The Makefile assumes the use of ifort please change this to the compiler you have (gfortran, f95, pg95 .....)

MAINS

main-Hermes.f90

This file is main control file it requests the input file from the user (usually named input.hermes) and reads the options. Having read the options the correct task is selected and appropriate arguments read before calling the main subroutine related to that task

main-structural-analysis.f90

This file is the main control file for the structural analysis over a DL POLY trajectory or a distortion set from Tyche. It requires an additional file explained below under Task 1 which is generated using a python script provided (file labelled.xyz). This subroutine analyses the changes in bond length(BL), bond angle(BA) and dihedral angles(DA) over an MD trajectory or a Tyche distortion set. The full set of possible bonds, angles and diheahrals is found by a call to the subroutine bonding (main-structural-analysis.f90; line 71). This list is stored in a file structure_input.txt and can be edited by the user if only a subset of interest are required. To do this choose to exit not carry on at the question Do you wish to continue or do you want to look at the input file the that has been automatically created?

The routines to calculated BL, BA and DA are in module-subroutines.f90 and module-functions.f90

Six output files are generated two for each BL, BA and DA: BONDS.csv: a full output of the BL for each bond specified in structure_input.txt followed by summary statistics on each bond (note statistics like RMSD are calculated relative to the first example) BONDS_summary.csv: Contains only the statistics for each BL in the file structure_input.txt ANGLES.csv: a full output of the BA for each bond specified in structure_input.txt followed by summary statistics on each bond (note statistics like RMSD are calculated relative to the first example) ANGLES_summary.csv: Contains only the statistics for each BA in the file structure_input.txt DIHEADRAL.csv: a full output of the DA for each bond specified in structure_input.txt followed by summary statistics on each bond (note statistics like RMSD are calculated relative to the first example) DIHEDRAL_summary.csv: Contains only the statistics for each DA in the file structure_input.txt

Additionally, three directories are created one for BL (BONDS), BA(ANGLES) and DA(DIHEDRALS), these contain the information needed to use the automatic plotting scripts from the R directory. Place the R script in the parent directory of these directories and run the R script as explained below.

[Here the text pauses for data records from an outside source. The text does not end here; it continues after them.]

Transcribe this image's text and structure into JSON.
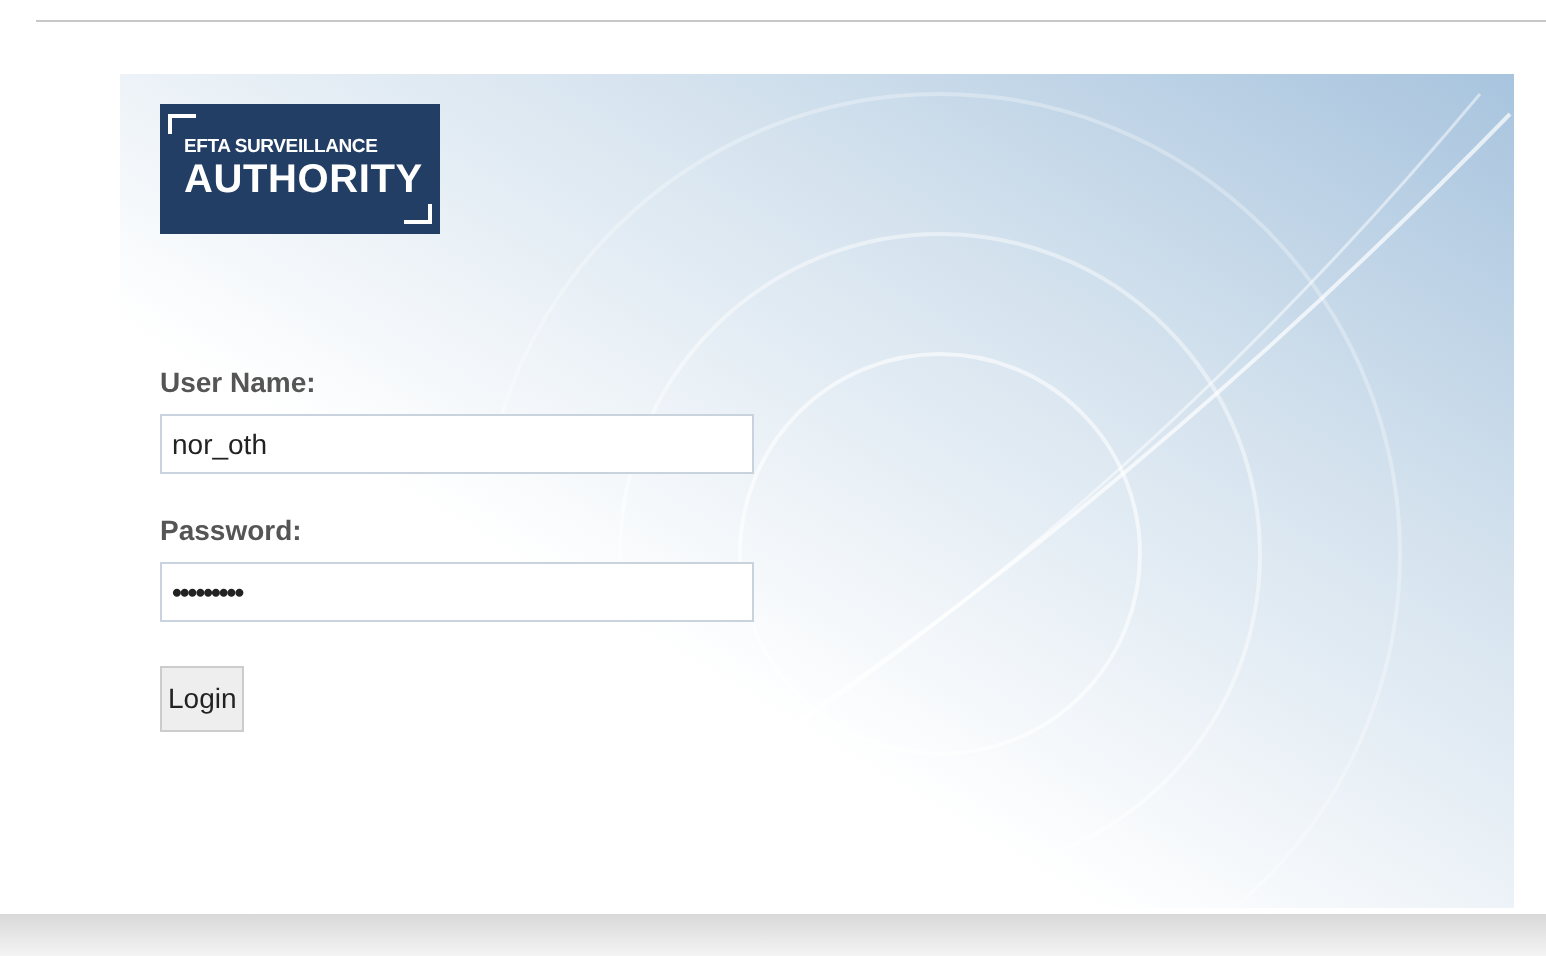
{
  "logo": {
    "line_1": "EFTA SURVEILLANCE",
    "line_2": "AUTHORITY"
  },
  "fields": [
    {
      "label": "User Name:",
      "value": "nor_oth",
      "kind": "text"
    },
    {
      "label": "Password:",
      "value": "•••••••••",
      "kind": "password"
    }
  ],
  "button": "Login"
}
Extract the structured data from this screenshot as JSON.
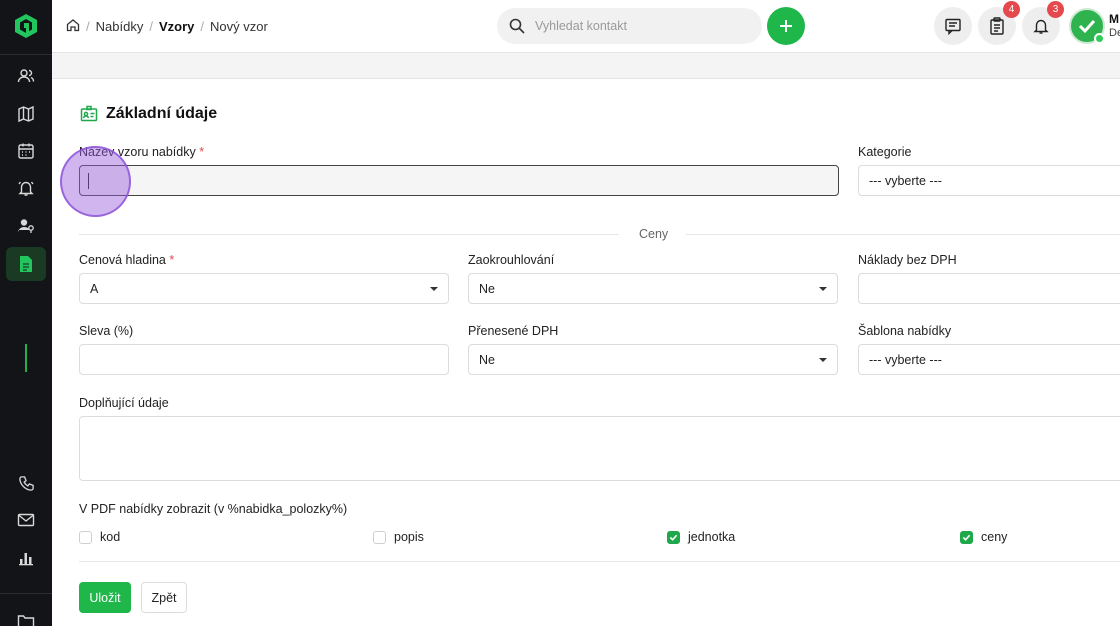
{
  "colors": {
    "accent": "#1fb74a",
    "badge": "#e5484d",
    "sidebar": "#121417"
  },
  "breadcrumb": {
    "home_icon": "home-icon",
    "items": [
      "Nabídky",
      "Vzory",
      "Nový vzor"
    ]
  },
  "search": {
    "placeholder": "Vyhledat kontakt"
  },
  "header": {
    "badges": {
      "tasks": "4",
      "notifications": "3"
    },
    "user": {
      "name": "M",
      "sub": "De"
    }
  },
  "sidebar": {
    "icons": [
      "contacts-icon",
      "map-icon",
      "calendar-icon",
      "bell-icon",
      "user-help-icon",
      "document-icon",
      "phone-icon",
      "mail-icon",
      "chart-icon",
      "folder-icon"
    ]
  },
  "form": {
    "section_title": "Základní údaje",
    "name_label": "Název vzoru nabídky",
    "name_value": "",
    "category_label": "Kategorie",
    "category_value": "--- vyberte ---",
    "prices_divider": "Ceny",
    "price_level_label": "Cenová hladina",
    "price_level_value": "A",
    "rounding_label": "Zaokrouhlování",
    "rounding_value": "Ne",
    "costs_label": "Náklady bez DPH",
    "costs_value": "",
    "discount_label": "Sleva (%)",
    "discount_value": "",
    "vat_label": "Přenesené DPH",
    "vat_value": "Ne",
    "template_label": "Šablona nabídky",
    "template_value": "--- vyberte ---",
    "notes_label": "Doplňující údaje",
    "notes_value": "",
    "pdf_label": "V PDF nabídky zobrazit (v %nabidka_polozky%)",
    "checkboxes": [
      {
        "label": "kod",
        "checked": false
      },
      {
        "label": "popis",
        "checked": false
      },
      {
        "label": "jednotka",
        "checked": true
      },
      {
        "label": "ceny",
        "checked": true
      }
    ],
    "save_label": "Uložit",
    "back_label": "Zpět"
  }
}
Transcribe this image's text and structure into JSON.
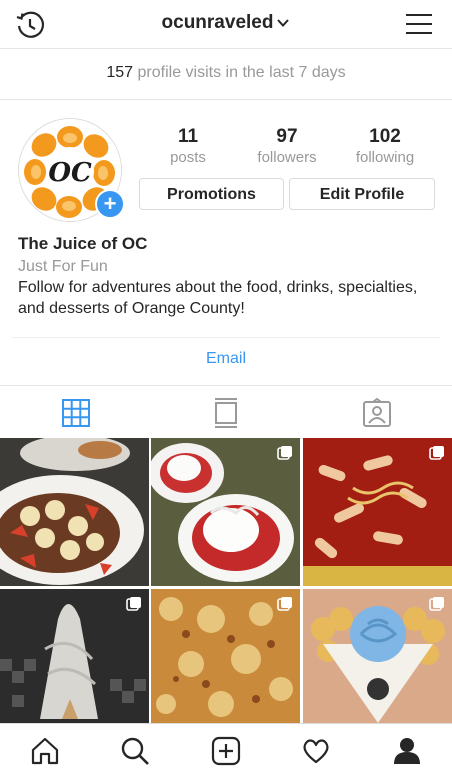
{
  "header": {
    "username": "ocunraveled"
  },
  "visits": {
    "count": "157",
    "text": "profile visits in the last 7 days"
  },
  "profile": {
    "avatar_text": "OC",
    "posts": {
      "value": "11",
      "label": "posts"
    },
    "followers": {
      "value": "97",
      "label": "followers"
    },
    "following": {
      "value": "102",
      "label": "following"
    },
    "promotions_label": "Promotions",
    "edit_label": "Edit Profile",
    "name": "The Juice of OC",
    "category": "Just For Fun",
    "bio": "Follow for adventures about the food, drinks, specialties, and desserts of Orange County!",
    "email_label": "Email"
  },
  "tabs": [
    "grid-icon",
    "feed-icon",
    "tagged-icon"
  ],
  "grid": [
    "french-toast",
    "strawberry-shortcake",
    "tteokbokki",
    "soft-serve-cone",
    "pizza",
    "bubble-waffle-ice-cream"
  ],
  "nav": [
    "home-icon",
    "search-icon",
    "add-icon",
    "heart-icon",
    "profile-icon"
  ],
  "colors": {
    "accent": "#3897f0",
    "muted": "#999999",
    "text": "#262626"
  }
}
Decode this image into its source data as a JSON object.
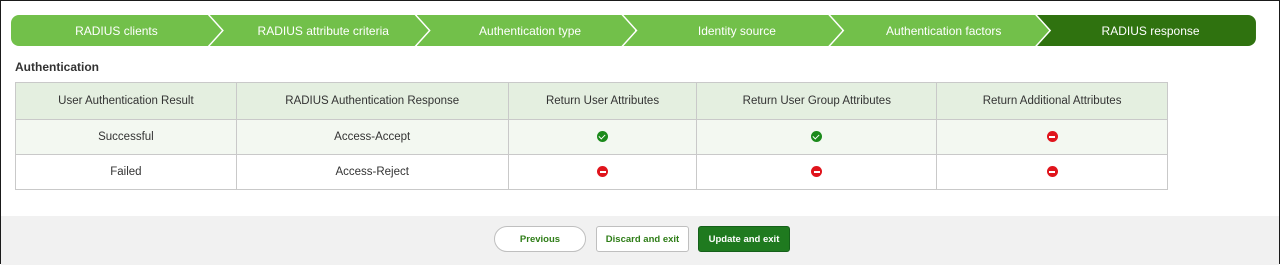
{
  "stepper": {
    "steps": [
      {
        "label": "RADIUS clients",
        "state": "done"
      },
      {
        "label": "RADIUS attribute criteria",
        "state": "done"
      },
      {
        "label": "Authentication type",
        "state": "done"
      },
      {
        "label": "Identity source",
        "state": "done"
      },
      {
        "label": "Authentication factors",
        "state": "done"
      },
      {
        "label": "RADIUS response",
        "state": "active"
      }
    ]
  },
  "section": {
    "title": "Authentication"
  },
  "table": {
    "headers": [
      "User Authentication Result",
      "RADIUS Authentication Response",
      "Return User Attributes",
      "Return User Group Attributes",
      "Return Additional Attributes"
    ],
    "rows": [
      {
        "result": "Successful",
        "response": "Access-Accept",
        "user_attrs": "check-icon",
        "group_attrs": "check-icon",
        "additional_attrs": "minus-circle-icon"
      },
      {
        "result": "Failed",
        "response": "Access-Reject",
        "user_attrs": "minus-circle-icon",
        "group_attrs": "minus-circle-icon",
        "additional_attrs": "minus-circle-icon"
      }
    ]
  },
  "footer": {
    "previous_label": "Previous",
    "discard_label": "Discard and exit",
    "update_label": "Update and exit"
  },
  "colors": {
    "step_done": "#72c04a",
    "step_active": "#2f720f",
    "check": "#1b8a1b",
    "deny": "#e0141c",
    "primary_button": "#1f7a1f"
  }
}
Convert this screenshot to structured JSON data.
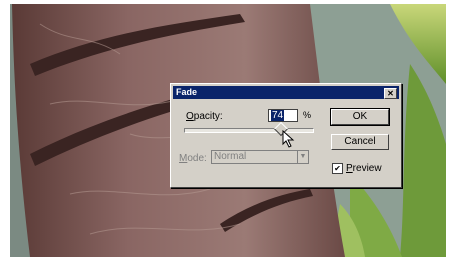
{
  "dialog": {
    "title": "Fade",
    "close_glyph": "✕",
    "opacity_label_prefix": "O",
    "opacity_label_rest": "pacity:",
    "opacity_value": "74",
    "opacity_unit": "%",
    "opacity_level_percent": 74,
    "mode_label_prefix": "M",
    "mode_label_rest": "ode:",
    "mode_value": "Normal",
    "ok_label": "OK",
    "cancel_label": "Cancel",
    "preview_prefix": "P",
    "preview_rest": "review",
    "preview_checked": true,
    "check_glyph": "✔"
  },
  "icons": {
    "close": "close-icon",
    "dropdown": "chevron-down-icon",
    "cursor": "pointer-cursor-icon",
    "slider": "slider-thumb"
  },
  "colors": {
    "titlebar": "#0a246a",
    "dialog_face": "#d4d0c8"
  }
}
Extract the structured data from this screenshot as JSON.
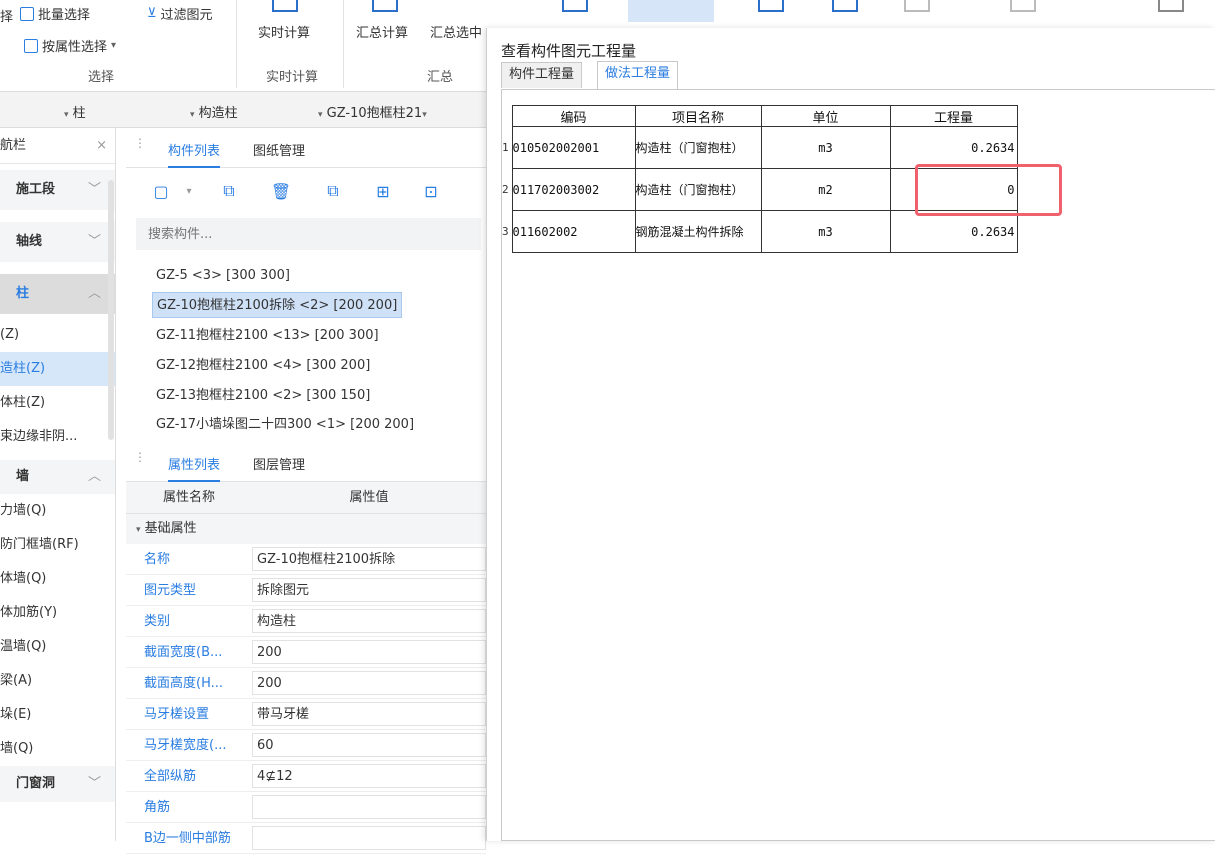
{
  "ribbon": {
    "batch_select": "批量选择",
    "filter": "过滤图元",
    "by_attr": "按属性选择",
    "group_select": "选择",
    "realtime_calc": "实时计算",
    "group_realtime": "实时计算",
    "sum_calc": "汇总计算",
    "sum_selected": "汇总选中",
    "group_sum": "汇总",
    "left_partial": "择"
  },
  "combo": {
    "item1": "柱",
    "item2": "构造柱",
    "item3": "GZ-10抱框柱21"
  },
  "nav": {
    "header": "航栏",
    "close": "×",
    "categories": [
      {
        "label": "施工段",
        "chev": "﹀"
      },
      {
        "label": "轴线",
        "chev": "﹀"
      },
      {
        "label": "柱",
        "chev": "︿"
      }
    ],
    "col_items": [
      "(Z)",
      "造柱(Z)",
      "体柱(Z)",
      "束边缘非阴..."
    ],
    "wall_cat": {
      "label": "墙",
      "chev": "︿"
    },
    "wall_items": [
      "力墙(Q)",
      "防门框墙(RF)",
      "体墙(Q)",
      "体加筋(Y)",
      "温墙(Q)",
      "梁(A)",
      "垛(E)",
      "墙(Q)"
    ],
    "door_cat": {
      "label": "门窗洞",
      "chev": "﹀"
    }
  },
  "comp_panel": {
    "tab1": "构件列表",
    "tab2": "图纸管理",
    "search_placeholder": "搜索构件...",
    "items": [
      "GZ-5 <3> [300 300]",
      "GZ-10抱框柱2100拆除 <2> [200 200]",
      "GZ-11抱框柱2100 <13> [200 300]",
      "GZ-12抱框柱2100 <4> [300 200]",
      "GZ-13抱框柱2100 <2> [300 150]",
      "GZ-17小墙垛图二十四300 <1> [200 200]"
    ]
  },
  "prop_panel": {
    "tab1": "属性列表",
    "tab2": "图层管理",
    "col_name": "属性名称",
    "col_value": "属性值",
    "group": "基础属性",
    "rows": [
      {
        "name": "名称",
        "value": "GZ-10抱框柱2100拆除"
      },
      {
        "name": "图元类型",
        "value": "拆除图元"
      },
      {
        "name": "类别",
        "value": "构造柱"
      },
      {
        "name": "截面宽度(B...",
        "value": "200"
      },
      {
        "name": "截面高度(H...",
        "value": "200"
      },
      {
        "name": "马牙槎设置",
        "value": "带马牙槎"
      },
      {
        "name": "马牙槎宽度(...",
        "value": "60"
      },
      {
        "name": "全部纵筋",
        "value": "4⊈12"
      },
      {
        "name": "角筋",
        "value": ""
      },
      {
        "name": "B边一侧中部筋",
        "value": ""
      }
    ]
  },
  "dialog": {
    "title": "查看构件图元工程量",
    "tab1": "构件工程量",
    "tab2": "做法工程量",
    "headers": [
      "编码",
      "项目名称",
      "单位",
      "工程量"
    ],
    "rows": [
      {
        "idx": "1",
        "code": "010502002001",
        "name": "构造柱（门窗抱柱）",
        "unit": "m3",
        "qty": "0.2634"
      },
      {
        "idx": "2",
        "code": "011702003002",
        "name": "构造柱（门窗抱柱）",
        "unit": "m2",
        "qty": "0"
      },
      {
        "idx": "3",
        "code": "011602002",
        "name": "钢筋混凝土构件拆除",
        "unit": "m3",
        "qty": "0.2634"
      }
    ]
  },
  "colors": {
    "accent": "#2a7de1",
    "highlight": "#f0616e"
  }
}
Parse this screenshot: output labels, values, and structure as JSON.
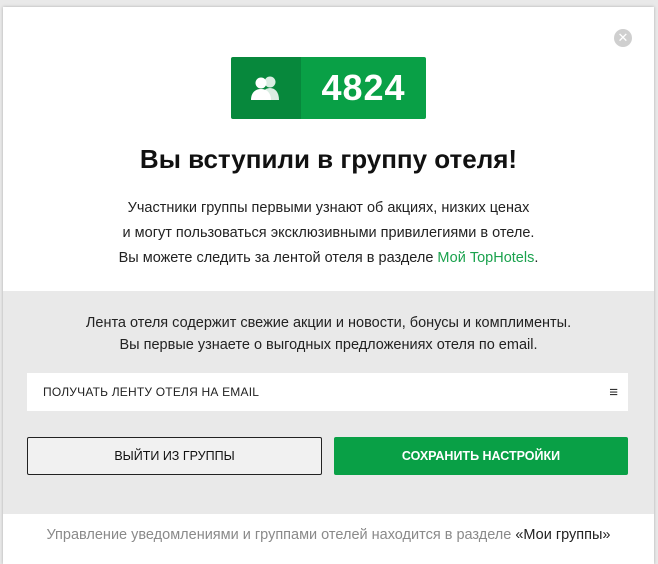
{
  "modal": {
    "close_symbol": "✕",
    "counter": {
      "icon": "group-users-icon",
      "value": "4824"
    },
    "title": "Вы вступили в группу отеля!",
    "description": {
      "line1": "Участники группы первыми узнают об акциях, низких ценах",
      "line2": "и могут пользоваться эксклюзивными привилегиями в отеле.",
      "line3_prefix": "Вы можете следить за лентой отеля в разделе ",
      "line3_link": "Мой TopHotels",
      "line3_suffix": "."
    },
    "feed": {
      "line1": "Лента отеля содержит свежие акции и новости, бонусы и комплименты.",
      "line2": "Вы первые узнаете о выгодных предложениях отеля по email.",
      "select_value": "ПОЛУЧАТЬ ЛЕНТУ ОТЕЛЯ НА EMAIL",
      "select_icon": "≡"
    },
    "buttons": {
      "leave_label": "ВЫЙТИ ИЗ ГРУППЫ",
      "save_label": "СОХРАНИТЬ НАСТРОЙКИ"
    },
    "footer": {
      "text": "Управление уведомлениями и группами отелей находится в разделе ",
      "link": "«Мои группы»"
    }
  },
  "colors": {
    "accent_green": "#09a046",
    "accent_green_dark": "#07883c",
    "link_green": "#1ba24e",
    "section_gray": "#e9e9e9"
  }
}
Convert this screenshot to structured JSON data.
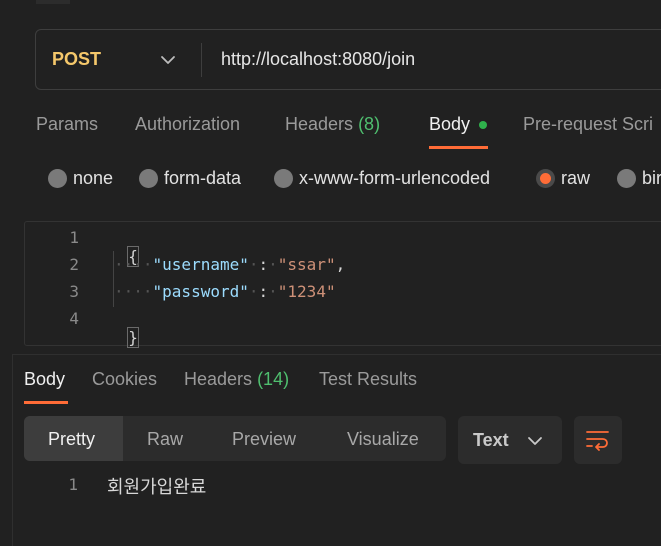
{
  "request": {
    "method": "POST",
    "url": "http://localhost:8080/join"
  },
  "request_tabs": {
    "params": "Params",
    "authorization": "Authorization",
    "headers_label": "Headers",
    "headers_count": "(8)",
    "body": "Body",
    "prerequest": "Pre-request Scri"
  },
  "body_types": {
    "none": "none",
    "form_data": "form-data",
    "urlencoded": "x-www-form-urlencoded",
    "raw": "raw",
    "binary": "bir"
  },
  "editor": {
    "line_numbers": [
      "1",
      "2",
      "3",
      "4"
    ],
    "open_brace": "{",
    "close_brace": "}",
    "indent": "····",
    "key1": "\"username\"",
    "val1": "\"ssar\"",
    "key2": "\"password\"",
    "val2": "\"1234\"",
    "colon": ":",
    "comma": ","
  },
  "response_tabs": {
    "body": "Body",
    "cookies": "Cookies",
    "headers_label": "Headers",
    "headers_count": "(14)",
    "test_results": "Test Results"
  },
  "view_modes": {
    "pretty": "Pretty",
    "raw": "Raw",
    "preview": "Preview",
    "visualize": "Visualize"
  },
  "format": "Text",
  "response": {
    "line_number": "1",
    "text": "회원가입완료"
  },
  "colors": {
    "accent": "#ff6c37",
    "method": "#f5c86b",
    "count": "#4fbf6f",
    "status_dot": "#2fb24c"
  }
}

Please note this set of routines WILL OVERWRITE EXISTING FILES

main-rdf-f90

This file is the control file for cutting out the first solvation shell of a whole solute molecule. The first solvation shell is defined as any water solvent oxygen within the maximum first solvation shell of the constituent atoms. i.e. we create and radial distribution function (rdf) for each atom in the molecule and take the maximum distance from the rdf origin to the first solvation shell peak over all of the constituent atoms to be the cutoff for the first solvation shell.

The code contains a limited library of atom types. These are defined from line 69 to 102 in version 1.1. If your molecule contains new atom types not in this list YOU NEED TO ADD THEM. If you add any please do the following Line 69; increase this to the total number of atom type definitions there will be once you have added you new definitions Line 103; begin adding your new definitions to the array atom_types the second index should be 1 for the atom type label ('CH3') Line 104; Linked to line 103 add your new definitions length to the array atom_types the second index should be 2 for the atom type label length enter as a character string ('2')

The main output file is called HISTORYCUT.xyz this is a stacked xyz file of the solute and the first solvation shell water solvent. Additional outputs are given rdf; a file of the rdf data for plotting history.xyz; an xyz file of the original histroy file

main-microsolvation.f90

This file is the control file for cutting out the first solvation shell of one atom of a solute. The first solvation shell is defined using an rdf, which has it origin on an atom in the solute. The first solvation shell is then distance between the origin and the first peak in the rdf. This is a specific use for investigating hydration effects local to one atom in a solute. This code has seen the least development since its original version as it is very specific.

On line 289 is an if statement all atom types in the solute must be listed here, if your solute atom type is not listed here please add it. This is an inefficient and ugly loop which will be the focus of development if work in this direction continues.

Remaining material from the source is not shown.